The sleeper train from Hamburg to Stockholm has only been running since 2022 – part of the new wave of sleepers that have been popping up around Europe since the dark days of the mid-2010s. The nadir was 2014–16, when Germany's Deutsche Bahn got out of the sleeper business entirely. But, aided by a heavy dose of shame, they're making a comeback, especially in Scandinavia.
And so I'm on one, and will be in Stockholm within the hour. That's about 1300km north from Konstanz, which isn't bad for just over 24 hours, the first four of which were spent trundling across the Schwäbische Alb. It hasn't all been plain sailing: the ICE to Hamburg ended up 45 minutes late, and the sleeper set off from Hamburg-Harburg rather than the city centre due to engineering works. At this point the sleeper is over an hour delayed, though in my experience that's not at all out of the ordinary for night trains (unfortunately).
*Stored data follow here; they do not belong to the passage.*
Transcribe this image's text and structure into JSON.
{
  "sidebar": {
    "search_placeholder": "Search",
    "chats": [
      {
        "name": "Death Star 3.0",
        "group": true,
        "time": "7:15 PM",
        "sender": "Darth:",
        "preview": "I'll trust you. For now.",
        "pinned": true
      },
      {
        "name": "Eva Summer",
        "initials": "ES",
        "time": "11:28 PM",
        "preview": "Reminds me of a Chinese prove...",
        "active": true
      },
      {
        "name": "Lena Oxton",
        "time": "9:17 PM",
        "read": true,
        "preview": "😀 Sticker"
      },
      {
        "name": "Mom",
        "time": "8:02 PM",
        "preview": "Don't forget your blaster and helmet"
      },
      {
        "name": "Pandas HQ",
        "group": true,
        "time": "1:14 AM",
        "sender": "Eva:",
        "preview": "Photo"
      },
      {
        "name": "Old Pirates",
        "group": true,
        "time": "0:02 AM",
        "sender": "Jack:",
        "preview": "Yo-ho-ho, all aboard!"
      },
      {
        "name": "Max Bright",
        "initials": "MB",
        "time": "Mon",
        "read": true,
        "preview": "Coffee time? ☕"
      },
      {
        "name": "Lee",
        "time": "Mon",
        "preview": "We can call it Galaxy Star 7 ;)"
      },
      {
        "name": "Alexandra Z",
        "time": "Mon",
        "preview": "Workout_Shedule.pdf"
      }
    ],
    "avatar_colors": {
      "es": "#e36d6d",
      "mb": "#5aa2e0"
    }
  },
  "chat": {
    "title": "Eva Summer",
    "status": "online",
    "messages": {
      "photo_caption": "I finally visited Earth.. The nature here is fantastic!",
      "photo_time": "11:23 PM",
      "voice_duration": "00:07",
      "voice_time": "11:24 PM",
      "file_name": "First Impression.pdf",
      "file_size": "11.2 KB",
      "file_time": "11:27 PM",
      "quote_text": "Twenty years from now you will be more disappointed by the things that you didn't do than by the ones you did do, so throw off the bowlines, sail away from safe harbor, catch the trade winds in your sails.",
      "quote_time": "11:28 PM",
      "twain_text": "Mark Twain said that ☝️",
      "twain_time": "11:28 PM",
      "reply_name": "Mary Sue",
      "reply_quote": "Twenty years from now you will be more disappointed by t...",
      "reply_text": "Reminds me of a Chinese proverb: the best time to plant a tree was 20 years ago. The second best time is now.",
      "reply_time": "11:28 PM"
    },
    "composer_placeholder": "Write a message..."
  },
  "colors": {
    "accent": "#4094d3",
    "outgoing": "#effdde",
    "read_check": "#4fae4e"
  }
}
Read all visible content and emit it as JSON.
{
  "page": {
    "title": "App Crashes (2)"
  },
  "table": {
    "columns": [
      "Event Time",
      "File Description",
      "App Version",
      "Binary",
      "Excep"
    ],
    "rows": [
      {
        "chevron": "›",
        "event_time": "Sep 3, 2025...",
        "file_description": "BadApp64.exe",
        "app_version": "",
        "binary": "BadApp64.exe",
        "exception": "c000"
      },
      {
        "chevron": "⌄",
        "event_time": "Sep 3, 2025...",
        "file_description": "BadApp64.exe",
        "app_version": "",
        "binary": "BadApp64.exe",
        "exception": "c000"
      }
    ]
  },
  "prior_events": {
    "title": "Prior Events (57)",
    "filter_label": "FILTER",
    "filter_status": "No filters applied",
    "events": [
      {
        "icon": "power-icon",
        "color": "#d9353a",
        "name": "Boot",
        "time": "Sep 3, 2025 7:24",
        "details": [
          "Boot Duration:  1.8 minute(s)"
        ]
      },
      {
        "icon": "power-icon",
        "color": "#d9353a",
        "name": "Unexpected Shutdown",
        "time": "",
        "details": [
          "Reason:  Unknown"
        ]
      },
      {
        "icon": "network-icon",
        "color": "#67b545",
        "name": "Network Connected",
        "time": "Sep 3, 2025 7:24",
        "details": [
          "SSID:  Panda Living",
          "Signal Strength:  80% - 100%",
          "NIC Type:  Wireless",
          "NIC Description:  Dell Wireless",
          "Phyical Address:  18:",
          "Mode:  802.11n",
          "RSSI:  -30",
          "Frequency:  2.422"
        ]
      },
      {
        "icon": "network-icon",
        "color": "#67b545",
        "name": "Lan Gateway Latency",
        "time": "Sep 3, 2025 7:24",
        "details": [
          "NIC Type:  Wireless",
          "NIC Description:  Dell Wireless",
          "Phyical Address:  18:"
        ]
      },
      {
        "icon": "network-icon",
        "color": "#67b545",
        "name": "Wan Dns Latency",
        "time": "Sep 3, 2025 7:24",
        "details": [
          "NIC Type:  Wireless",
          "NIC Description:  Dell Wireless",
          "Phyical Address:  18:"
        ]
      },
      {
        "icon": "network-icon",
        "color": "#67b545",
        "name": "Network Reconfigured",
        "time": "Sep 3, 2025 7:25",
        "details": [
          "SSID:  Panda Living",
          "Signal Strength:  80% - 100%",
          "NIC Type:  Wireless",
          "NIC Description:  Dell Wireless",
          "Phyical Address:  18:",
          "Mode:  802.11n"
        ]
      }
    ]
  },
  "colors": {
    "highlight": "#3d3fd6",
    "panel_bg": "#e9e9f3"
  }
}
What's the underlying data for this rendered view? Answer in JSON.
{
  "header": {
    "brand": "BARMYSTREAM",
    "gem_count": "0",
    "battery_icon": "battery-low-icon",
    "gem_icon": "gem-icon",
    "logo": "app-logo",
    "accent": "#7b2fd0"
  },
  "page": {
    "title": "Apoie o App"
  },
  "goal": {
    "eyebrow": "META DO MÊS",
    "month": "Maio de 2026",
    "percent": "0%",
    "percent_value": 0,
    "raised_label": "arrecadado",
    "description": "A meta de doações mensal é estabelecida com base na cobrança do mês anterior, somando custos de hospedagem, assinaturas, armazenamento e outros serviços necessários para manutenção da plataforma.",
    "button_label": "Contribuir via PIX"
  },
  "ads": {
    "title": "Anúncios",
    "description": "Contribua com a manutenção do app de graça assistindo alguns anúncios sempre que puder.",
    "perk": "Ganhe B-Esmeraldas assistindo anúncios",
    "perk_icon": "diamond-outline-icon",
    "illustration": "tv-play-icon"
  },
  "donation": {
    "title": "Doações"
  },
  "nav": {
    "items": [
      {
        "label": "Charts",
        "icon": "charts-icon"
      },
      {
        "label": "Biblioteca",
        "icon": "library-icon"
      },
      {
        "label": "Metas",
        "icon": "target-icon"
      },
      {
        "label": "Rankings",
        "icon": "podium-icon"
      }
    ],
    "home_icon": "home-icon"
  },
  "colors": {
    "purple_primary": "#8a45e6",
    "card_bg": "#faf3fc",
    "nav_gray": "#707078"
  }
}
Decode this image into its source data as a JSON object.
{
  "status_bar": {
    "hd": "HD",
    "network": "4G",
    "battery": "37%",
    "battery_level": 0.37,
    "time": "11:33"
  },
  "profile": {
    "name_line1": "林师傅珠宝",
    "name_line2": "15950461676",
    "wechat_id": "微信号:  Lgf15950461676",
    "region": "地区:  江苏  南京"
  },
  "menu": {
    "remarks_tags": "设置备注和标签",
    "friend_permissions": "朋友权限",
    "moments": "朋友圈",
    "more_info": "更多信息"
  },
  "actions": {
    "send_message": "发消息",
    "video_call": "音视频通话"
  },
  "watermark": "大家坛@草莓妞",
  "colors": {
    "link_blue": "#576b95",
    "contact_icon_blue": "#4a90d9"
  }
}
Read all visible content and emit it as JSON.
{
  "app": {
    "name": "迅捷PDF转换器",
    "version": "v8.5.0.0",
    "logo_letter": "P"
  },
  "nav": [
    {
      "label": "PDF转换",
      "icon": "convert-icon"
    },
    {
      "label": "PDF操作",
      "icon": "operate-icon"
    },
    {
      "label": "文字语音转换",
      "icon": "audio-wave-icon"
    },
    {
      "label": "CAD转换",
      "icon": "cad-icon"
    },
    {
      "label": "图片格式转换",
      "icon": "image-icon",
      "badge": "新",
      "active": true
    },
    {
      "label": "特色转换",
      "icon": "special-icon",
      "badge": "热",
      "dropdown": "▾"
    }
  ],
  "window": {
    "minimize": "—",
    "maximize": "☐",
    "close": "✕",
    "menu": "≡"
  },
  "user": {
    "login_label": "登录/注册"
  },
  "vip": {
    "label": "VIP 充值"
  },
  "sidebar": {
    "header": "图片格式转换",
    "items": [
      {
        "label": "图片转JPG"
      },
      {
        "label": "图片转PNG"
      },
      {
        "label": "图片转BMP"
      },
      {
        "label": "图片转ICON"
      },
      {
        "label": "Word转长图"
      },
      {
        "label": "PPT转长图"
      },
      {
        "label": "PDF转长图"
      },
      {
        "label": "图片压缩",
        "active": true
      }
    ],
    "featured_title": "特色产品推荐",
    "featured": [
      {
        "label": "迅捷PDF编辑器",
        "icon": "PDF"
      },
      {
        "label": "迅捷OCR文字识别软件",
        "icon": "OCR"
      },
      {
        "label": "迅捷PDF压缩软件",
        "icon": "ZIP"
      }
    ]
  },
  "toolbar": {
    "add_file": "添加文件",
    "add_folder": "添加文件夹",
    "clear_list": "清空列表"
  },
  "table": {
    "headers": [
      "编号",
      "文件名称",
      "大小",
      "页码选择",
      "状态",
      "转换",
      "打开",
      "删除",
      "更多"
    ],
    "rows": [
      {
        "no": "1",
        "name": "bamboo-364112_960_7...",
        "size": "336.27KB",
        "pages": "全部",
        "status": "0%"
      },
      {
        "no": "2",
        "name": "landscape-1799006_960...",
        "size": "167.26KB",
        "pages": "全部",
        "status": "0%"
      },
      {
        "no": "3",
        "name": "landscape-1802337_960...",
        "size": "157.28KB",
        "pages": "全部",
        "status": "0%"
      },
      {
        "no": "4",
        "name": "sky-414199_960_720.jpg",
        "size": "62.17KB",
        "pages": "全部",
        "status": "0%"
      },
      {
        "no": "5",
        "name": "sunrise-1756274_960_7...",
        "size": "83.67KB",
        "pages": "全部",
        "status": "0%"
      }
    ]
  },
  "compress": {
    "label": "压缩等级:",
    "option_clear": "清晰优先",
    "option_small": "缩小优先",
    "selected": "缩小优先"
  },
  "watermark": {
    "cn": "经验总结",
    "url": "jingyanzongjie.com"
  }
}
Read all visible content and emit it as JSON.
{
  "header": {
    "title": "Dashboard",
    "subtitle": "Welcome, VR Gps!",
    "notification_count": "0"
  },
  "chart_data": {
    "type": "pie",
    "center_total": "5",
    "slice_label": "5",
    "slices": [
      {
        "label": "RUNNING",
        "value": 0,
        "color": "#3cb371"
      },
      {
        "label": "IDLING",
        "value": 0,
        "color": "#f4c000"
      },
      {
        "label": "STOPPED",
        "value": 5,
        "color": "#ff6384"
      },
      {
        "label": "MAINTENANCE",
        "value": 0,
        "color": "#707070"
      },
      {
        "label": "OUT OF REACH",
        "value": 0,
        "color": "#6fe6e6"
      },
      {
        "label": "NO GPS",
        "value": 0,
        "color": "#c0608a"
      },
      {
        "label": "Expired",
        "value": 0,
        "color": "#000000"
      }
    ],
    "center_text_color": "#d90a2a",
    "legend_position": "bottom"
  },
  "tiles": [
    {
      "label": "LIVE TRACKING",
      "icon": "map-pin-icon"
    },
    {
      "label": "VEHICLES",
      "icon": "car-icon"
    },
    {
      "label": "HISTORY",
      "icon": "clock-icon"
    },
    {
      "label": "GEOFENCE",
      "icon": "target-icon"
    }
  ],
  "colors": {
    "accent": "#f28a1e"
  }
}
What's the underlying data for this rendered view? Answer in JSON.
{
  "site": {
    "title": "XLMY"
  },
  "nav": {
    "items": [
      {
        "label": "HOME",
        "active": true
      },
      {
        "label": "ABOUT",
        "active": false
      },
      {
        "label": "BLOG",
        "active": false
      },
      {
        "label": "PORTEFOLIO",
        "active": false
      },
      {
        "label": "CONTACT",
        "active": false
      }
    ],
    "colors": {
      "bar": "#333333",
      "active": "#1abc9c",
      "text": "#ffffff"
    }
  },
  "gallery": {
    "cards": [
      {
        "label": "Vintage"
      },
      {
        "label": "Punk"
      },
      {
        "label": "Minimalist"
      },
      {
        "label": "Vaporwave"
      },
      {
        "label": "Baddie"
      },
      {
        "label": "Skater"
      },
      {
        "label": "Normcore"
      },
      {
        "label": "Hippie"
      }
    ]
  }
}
A representative vista in southern Sweden |
The sleeper compartments are narrow, but the beds surprisingly comfortable. The train seems to be completely booked up; my compartment-mate tells me that there's far more demand than supply. Breakfast is a fresh bread roll with some butter, cream cheese and jam; the coffee is less shit than I'm used to on trains. Now that I've woken up, southern Sweden rolls by unremarkably, mostly birch or pine forests on level ground punctuated by serene patches of water. The sun is shining.